Yekaterinburg, come nessuno la racconta.
Non le cartoline. Le storie che nemmeno i locali conoscono — sussurrate nel tuo orecchio, proprio dove sono accadute.
Una struttura sorprendente a forma di ferro di cavallo a Ekaterinburg ospitava un tempo ufficiali della sicurezza di stato.
Il luogo di riposo iniziale dei Romanov fu tenuto segreto, lontano dallo sguardo della città.
Scopri ogni segreto di Yekaterinburg
Ogni indirizzo, ogni rivelazione completa — nel tuo orecchio, proprio dove è accaduta.
Scegli le tue tappe. Cammini. La voce rivela ciò che gli altri perdono.



Quanto tempo hai a disposizione a Yekaterinburg?

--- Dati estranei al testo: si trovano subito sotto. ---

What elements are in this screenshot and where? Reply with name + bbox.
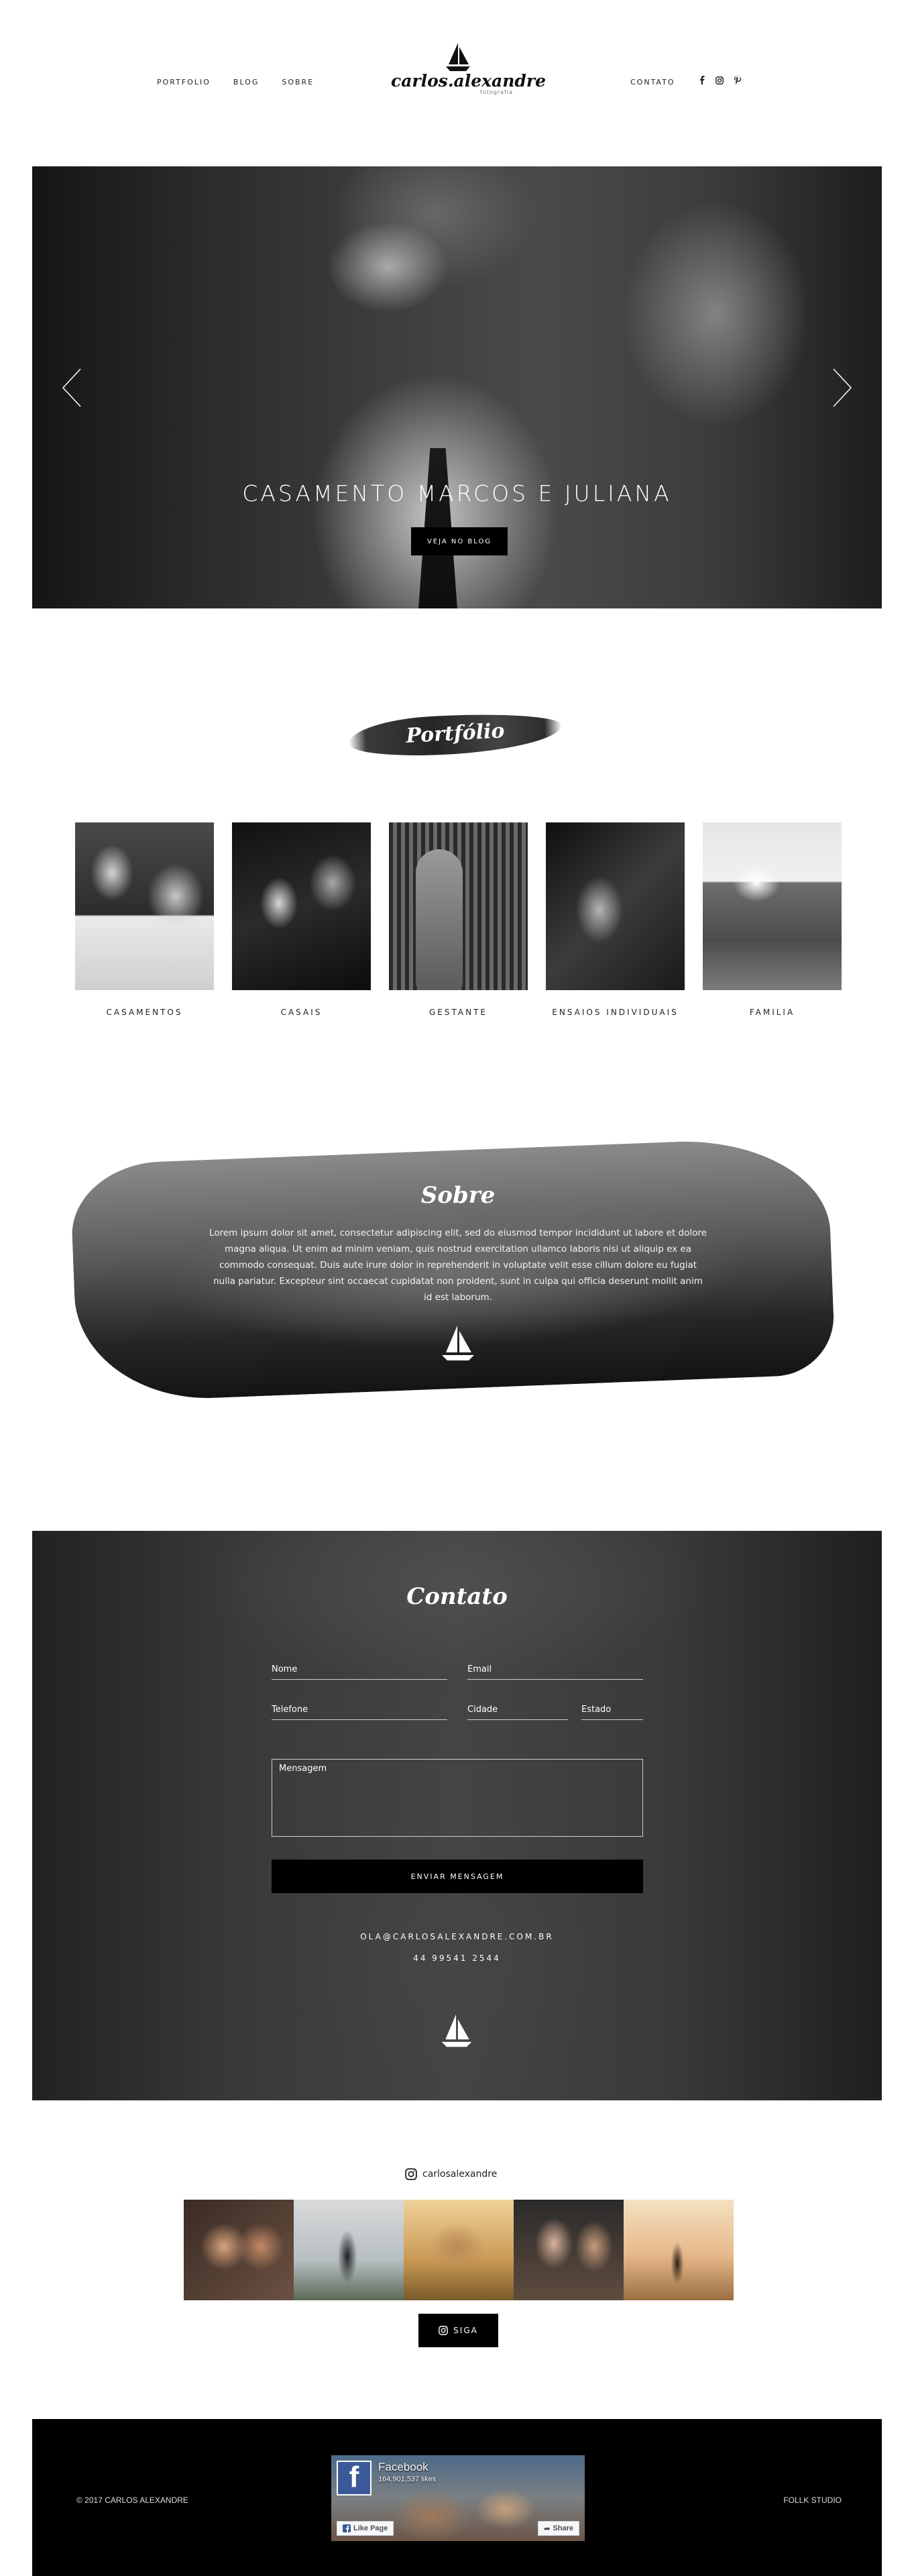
follow-button-label: SIGA xyxy=(453,2326,478,2335)
studio-credit[interactable]: FOLLK STUDIO xyxy=(783,2496,842,2505)
facebook-page-widget[interactable]: f Facebook 164,901,537 likes Like Page ➦… xyxy=(331,2455,585,2541)
slider-next-arrow-icon[interactable] xyxy=(828,368,855,408)
instagram-handle[interactable]: carlosalexandre xyxy=(405,2168,497,2180)
facebook-icon[interactable] xyxy=(699,76,705,85)
phone-field xyxy=(272,1700,447,1720)
city-field xyxy=(467,1700,568,1720)
hero-title: CASAMENTO MARCOS E JULIANA xyxy=(242,480,672,506)
instagram-feed xyxy=(184,2200,734,2300)
share-arrow-icon: ➦ xyxy=(544,2524,551,2533)
nav-link-contato[interactable]: CONTATO xyxy=(630,78,675,87)
portfolio-title: Portfólio xyxy=(405,719,506,748)
logo-name: carlos.alexandre xyxy=(391,71,546,91)
share-label: Share xyxy=(553,2524,573,2532)
site-logo[interactable]: carlos.alexandre fotografia xyxy=(391,42,546,111)
portfolio-image-ensaios xyxy=(546,822,685,990)
instagram-follow-button[interactable]: SIGA xyxy=(418,2314,498,2347)
slider-prev-arrow-icon[interactable] xyxy=(59,368,86,408)
instagram-photo[interactable] xyxy=(184,2200,294,2300)
portfolio-label: CASAIS xyxy=(280,1008,323,1017)
sobre-title: Sobre xyxy=(420,1182,496,1209)
portfolio-card-ensaios[interactable]: ENSAIOS INDIVIDUAIS xyxy=(546,822,685,1017)
contact-phone: 44 99541 2544 xyxy=(413,1953,501,1963)
email-input[interactable] xyxy=(467,1660,643,1679)
pinterest-icon[interactable] xyxy=(734,76,741,85)
message-field xyxy=(272,1759,643,1837)
sobre-text: Lorem ipsum dolor sit amet, consectetur … xyxy=(209,1228,707,1303)
message-input[interactable] xyxy=(279,1764,636,1832)
portfolio-label: FAMILIA xyxy=(749,1008,795,1017)
state-field xyxy=(581,1700,643,1720)
facebook-icon xyxy=(343,2524,351,2532)
instagram-photo[interactable] xyxy=(294,2200,404,2300)
portfolio-card-familia[interactable]: FAMILIA xyxy=(703,822,842,1017)
main-nav: PORTFOLIO BLOG SOBRE xyxy=(157,78,314,87)
phone-input[interactable] xyxy=(272,1700,447,1719)
portfolio-label: GESTANTE xyxy=(429,1008,488,1017)
instagram-icon xyxy=(405,2168,417,2180)
portfolio-image-casais xyxy=(232,822,371,990)
portfolio-categories: CASAMENTOS CASAIS GESTANTE ENSAIOS INDIV… xyxy=(75,822,842,1017)
portfolio-card-casamentos[interactable]: CASAMENTOS xyxy=(75,822,214,1017)
portfolio-image-gestante xyxy=(389,822,528,990)
name-input[interactable] xyxy=(272,1660,447,1679)
portfolio-card-gestante[interactable]: GESTANTE xyxy=(389,822,528,1017)
sailboat-logo-icon xyxy=(446,43,470,71)
send-message-button[interactable]: ENVIAR MENSAGEM xyxy=(272,1860,643,1893)
facebook-like-page-button[interactable]: Like Page xyxy=(337,2521,394,2536)
instagram-icon xyxy=(439,2326,448,2335)
state-input[interactable] xyxy=(581,1700,643,1719)
portfolio-label: ENSAIOS INDIVIDUAIS xyxy=(552,1008,679,1017)
contact-email[interactable]: OLA@CARLOSALEXANDRE.COM.BR xyxy=(32,1932,882,1941)
instagram-handle-text: carlosalexandre xyxy=(422,2169,498,2180)
nav-link-sobre[interactable]: SOBRE xyxy=(282,78,314,87)
facebook-logo-icon: f xyxy=(337,2461,371,2496)
city-input[interactable] xyxy=(467,1700,568,1719)
social-links xyxy=(699,76,741,85)
nav-link-blog[interactable]: BLOG xyxy=(233,78,259,87)
sailboat-icon xyxy=(442,1326,474,1360)
instagram-photo[interactable] xyxy=(624,2200,734,2300)
email-field xyxy=(467,1660,643,1680)
facebook-page-name: Facebook xyxy=(378,2461,428,2473)
hero-slider: CASAMENTO MARCOS E JULIANA VEJA NO BLOG xyxy=(32,166,882,608)
portfolio-heading-brush: Portfólio xyxy=(347,709,563,760)
facebook-like-count: 164,901,537 likes xyxy=(378,2475,437,2483)
portfolio-image-casamentos xyxy=(75,822,214,990)
sailboat-icon xyxy=(441,2014,472,2047)
portfolio-card-casais[interactable]: CASAIS xyxy=(232,822,371,1017)
instagram-icon[interactable] xyxy=(715,76,724,85)
name-field xyxy=(272,1660,447,1680)
footer: © 2017 CARLOS ALEXANDRE f Facebook 164,9… xyxy=(32,2419,882,2576)
portfolio-image-familia xyxy=(703,822,842,990)
like-page-label: Like Page xyxy=(353,2524,388,2532)
contato-title: Contato xyxy=(406,1583,508,1610)
contact-section: Contato ENVIAR MENSAGEM OLA@CARLOSALEXAN… xyxy=(32,1531,882,2100)
nav-link-portfolio[interactable]: PORTFOLIO xyxy=(157,78,211,87)
facebook-share-button[interactable]: ➦ Share xyxy=(538,2521,579,2536)
instagram-photo[interactable] xyxy=(514,2200,624,2300)
copyright-text: © 2017 CARLOS ALEXANDRE xyxy=(76,2496,188,2505)
hero-blog-button[interactable]: VEJA NO BLOG xyxy=(411,527,508,555)
instagram-photo[interactable] xyxy=(404,2200,514,2300)
portfolio-label: CASAMENTOS xyxy=(106,1008,183,1017)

Il tuo tour audio autoguidato di Yekaterinburg è pronto — scegli i tuoi punti di interesse, seleziona la tua lingua e inizia nel momento in cui arrivi.

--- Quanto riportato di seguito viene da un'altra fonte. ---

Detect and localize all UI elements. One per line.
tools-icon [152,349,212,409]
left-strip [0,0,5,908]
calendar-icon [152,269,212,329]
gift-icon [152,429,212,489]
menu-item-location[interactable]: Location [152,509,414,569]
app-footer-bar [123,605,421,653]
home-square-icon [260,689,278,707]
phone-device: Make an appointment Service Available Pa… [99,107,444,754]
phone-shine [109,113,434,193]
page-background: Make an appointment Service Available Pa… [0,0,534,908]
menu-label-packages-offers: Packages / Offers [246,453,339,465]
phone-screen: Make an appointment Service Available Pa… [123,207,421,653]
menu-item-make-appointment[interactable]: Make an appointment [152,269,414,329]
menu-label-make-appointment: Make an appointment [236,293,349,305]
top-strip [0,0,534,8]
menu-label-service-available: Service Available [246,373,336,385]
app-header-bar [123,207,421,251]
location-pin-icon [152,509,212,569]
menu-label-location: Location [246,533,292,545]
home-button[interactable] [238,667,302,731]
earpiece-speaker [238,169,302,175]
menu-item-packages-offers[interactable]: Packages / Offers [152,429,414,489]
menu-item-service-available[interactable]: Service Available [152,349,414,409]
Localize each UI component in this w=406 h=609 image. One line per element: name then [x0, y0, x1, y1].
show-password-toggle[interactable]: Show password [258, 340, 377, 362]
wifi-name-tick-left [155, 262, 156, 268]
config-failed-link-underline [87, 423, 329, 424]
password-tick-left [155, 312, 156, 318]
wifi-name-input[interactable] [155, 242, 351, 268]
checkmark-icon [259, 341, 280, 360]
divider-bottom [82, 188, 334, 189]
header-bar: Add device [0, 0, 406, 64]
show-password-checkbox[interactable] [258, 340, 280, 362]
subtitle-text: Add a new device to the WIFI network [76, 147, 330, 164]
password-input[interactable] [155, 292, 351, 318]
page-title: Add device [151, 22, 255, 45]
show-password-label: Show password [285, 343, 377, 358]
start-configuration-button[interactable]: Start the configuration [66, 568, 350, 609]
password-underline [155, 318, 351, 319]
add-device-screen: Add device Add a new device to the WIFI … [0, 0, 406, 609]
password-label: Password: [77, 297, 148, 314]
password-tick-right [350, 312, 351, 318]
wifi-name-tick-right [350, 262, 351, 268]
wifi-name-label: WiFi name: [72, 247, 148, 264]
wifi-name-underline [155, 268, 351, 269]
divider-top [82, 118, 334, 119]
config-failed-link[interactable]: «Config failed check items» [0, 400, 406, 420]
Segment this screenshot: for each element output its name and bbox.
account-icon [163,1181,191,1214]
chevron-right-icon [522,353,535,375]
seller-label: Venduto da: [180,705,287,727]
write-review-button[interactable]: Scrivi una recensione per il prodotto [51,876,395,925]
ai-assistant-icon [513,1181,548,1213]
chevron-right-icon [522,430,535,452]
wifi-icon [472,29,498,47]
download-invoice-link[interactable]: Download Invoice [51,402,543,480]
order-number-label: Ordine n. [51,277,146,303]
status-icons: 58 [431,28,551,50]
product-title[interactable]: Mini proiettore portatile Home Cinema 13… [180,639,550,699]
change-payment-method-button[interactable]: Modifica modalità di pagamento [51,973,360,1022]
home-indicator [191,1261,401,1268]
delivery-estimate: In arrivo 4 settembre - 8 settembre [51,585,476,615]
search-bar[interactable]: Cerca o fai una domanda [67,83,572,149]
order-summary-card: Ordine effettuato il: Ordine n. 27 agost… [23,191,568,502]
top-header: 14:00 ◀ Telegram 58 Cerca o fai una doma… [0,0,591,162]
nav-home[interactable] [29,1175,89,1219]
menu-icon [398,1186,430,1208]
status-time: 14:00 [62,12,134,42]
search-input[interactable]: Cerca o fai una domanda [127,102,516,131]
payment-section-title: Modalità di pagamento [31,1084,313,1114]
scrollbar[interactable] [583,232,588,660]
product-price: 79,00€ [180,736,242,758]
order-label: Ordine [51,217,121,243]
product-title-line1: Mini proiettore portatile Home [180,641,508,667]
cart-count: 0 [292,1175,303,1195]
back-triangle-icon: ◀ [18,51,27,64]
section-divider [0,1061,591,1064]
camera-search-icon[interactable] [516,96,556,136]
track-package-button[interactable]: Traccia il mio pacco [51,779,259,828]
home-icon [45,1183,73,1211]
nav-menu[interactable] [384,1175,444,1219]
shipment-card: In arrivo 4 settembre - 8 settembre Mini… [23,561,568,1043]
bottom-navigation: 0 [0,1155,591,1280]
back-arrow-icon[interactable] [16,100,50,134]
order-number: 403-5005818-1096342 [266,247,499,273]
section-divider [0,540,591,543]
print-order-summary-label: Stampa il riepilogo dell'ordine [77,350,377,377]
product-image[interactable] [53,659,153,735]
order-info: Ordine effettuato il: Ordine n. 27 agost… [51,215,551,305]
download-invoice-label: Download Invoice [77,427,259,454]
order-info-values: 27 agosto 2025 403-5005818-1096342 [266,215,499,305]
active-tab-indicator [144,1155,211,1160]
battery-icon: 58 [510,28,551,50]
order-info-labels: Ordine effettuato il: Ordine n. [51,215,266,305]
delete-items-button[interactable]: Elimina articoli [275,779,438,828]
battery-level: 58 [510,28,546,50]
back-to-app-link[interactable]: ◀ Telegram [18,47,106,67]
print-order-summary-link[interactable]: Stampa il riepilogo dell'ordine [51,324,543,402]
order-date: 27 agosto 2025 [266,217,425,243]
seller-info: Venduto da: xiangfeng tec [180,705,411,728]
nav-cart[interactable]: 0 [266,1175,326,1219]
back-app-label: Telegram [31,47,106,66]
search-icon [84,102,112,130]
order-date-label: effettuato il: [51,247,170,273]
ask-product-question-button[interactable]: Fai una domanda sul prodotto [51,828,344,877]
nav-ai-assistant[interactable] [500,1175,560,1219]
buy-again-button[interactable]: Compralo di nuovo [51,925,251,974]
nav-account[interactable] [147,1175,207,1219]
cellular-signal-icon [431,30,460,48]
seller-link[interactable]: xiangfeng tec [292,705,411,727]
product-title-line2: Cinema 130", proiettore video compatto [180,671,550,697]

AcquistaLa storia di Yekaterinburg
Ekaterinburg, la quarta città più grande della Russia, occupa una posizione cruciale dove si incontrano i continenti europeo e asiatico, estendendosi sui Monti Urali. Fondata nel 1723 da Pietro il Grande, fu concepita come una "finestra sull'Asia", rispecchiando la funzione di San Pietroburgo come "finestra sull'Europa". Questo centro industriale e culturale, con una popolazione di circa 1,5 milioni di abitanti, funge da capitale dell'Oblast' di Sverdlovsk e rappresenta una tappa significativa sulla Ferrovia Transiberiana.
Il carattere della città è una fusione avvincente della sua eredità industriale, della sua triste associazione con la famiglia imperiale Romanov e di un vivace spirito contemporaneo. Ekaterinburg è riconosciuta per la sua architettura costruttivista e una fiorente scena di street art, che le è valsa la designazione di "capitale russa della street art". Dai suoi albori come potenza della lavorazione dei metalli alla sua attuale posizione di nesso economico e culturale, Ekaterinburg offre una prospettiva singolare sui diversi paesaggi e narrazioni della Russia.

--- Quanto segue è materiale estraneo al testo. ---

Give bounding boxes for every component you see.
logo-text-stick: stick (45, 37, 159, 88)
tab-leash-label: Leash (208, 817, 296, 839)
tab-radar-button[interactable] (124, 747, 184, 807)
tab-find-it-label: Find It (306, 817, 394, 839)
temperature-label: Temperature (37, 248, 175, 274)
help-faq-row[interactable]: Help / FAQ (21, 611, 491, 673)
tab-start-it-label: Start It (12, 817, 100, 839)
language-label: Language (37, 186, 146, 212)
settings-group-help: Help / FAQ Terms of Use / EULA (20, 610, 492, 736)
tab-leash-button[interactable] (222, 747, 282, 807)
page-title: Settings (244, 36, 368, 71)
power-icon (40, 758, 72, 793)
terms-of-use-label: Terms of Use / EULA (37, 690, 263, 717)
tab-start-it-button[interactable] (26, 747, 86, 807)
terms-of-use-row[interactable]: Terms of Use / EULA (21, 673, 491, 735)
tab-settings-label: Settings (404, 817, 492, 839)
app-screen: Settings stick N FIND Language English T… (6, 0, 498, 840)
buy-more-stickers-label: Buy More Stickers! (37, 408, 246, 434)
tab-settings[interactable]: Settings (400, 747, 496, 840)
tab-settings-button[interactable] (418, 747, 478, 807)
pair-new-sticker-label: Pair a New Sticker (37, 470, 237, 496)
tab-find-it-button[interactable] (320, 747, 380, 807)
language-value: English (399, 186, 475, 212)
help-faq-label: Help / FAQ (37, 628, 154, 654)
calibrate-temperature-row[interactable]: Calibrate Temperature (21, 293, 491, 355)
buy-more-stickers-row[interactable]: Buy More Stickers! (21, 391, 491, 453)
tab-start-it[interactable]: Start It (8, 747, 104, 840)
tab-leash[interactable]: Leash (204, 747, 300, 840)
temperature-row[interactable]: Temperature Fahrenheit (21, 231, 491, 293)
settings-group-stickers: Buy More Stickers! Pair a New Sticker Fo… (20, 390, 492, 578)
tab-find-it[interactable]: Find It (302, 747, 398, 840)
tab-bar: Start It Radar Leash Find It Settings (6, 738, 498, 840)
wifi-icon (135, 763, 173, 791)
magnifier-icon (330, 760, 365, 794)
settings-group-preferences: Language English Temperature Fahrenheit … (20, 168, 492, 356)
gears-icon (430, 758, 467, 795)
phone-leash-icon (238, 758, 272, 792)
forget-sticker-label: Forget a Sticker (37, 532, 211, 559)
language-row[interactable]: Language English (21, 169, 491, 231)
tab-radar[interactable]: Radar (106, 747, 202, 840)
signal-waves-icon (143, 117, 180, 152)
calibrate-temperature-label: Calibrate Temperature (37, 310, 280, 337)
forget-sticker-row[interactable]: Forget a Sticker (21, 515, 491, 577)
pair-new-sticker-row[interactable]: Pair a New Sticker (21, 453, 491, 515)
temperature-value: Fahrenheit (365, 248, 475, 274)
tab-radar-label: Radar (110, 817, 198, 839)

Spesso definita la "terza capitale della Russia" dopo Mosca e San Pietroburgo, Ekaterinburg è una città di contrasti, dove strutture storiche si affiancano a grattacieli moderni. La sua posizione strategica l'ha a lungo resa un vitale snodo di trasporto e un centro per il commercio e l'industria, attingendo alle abbondanti risorse minerarie dei Monti Urali.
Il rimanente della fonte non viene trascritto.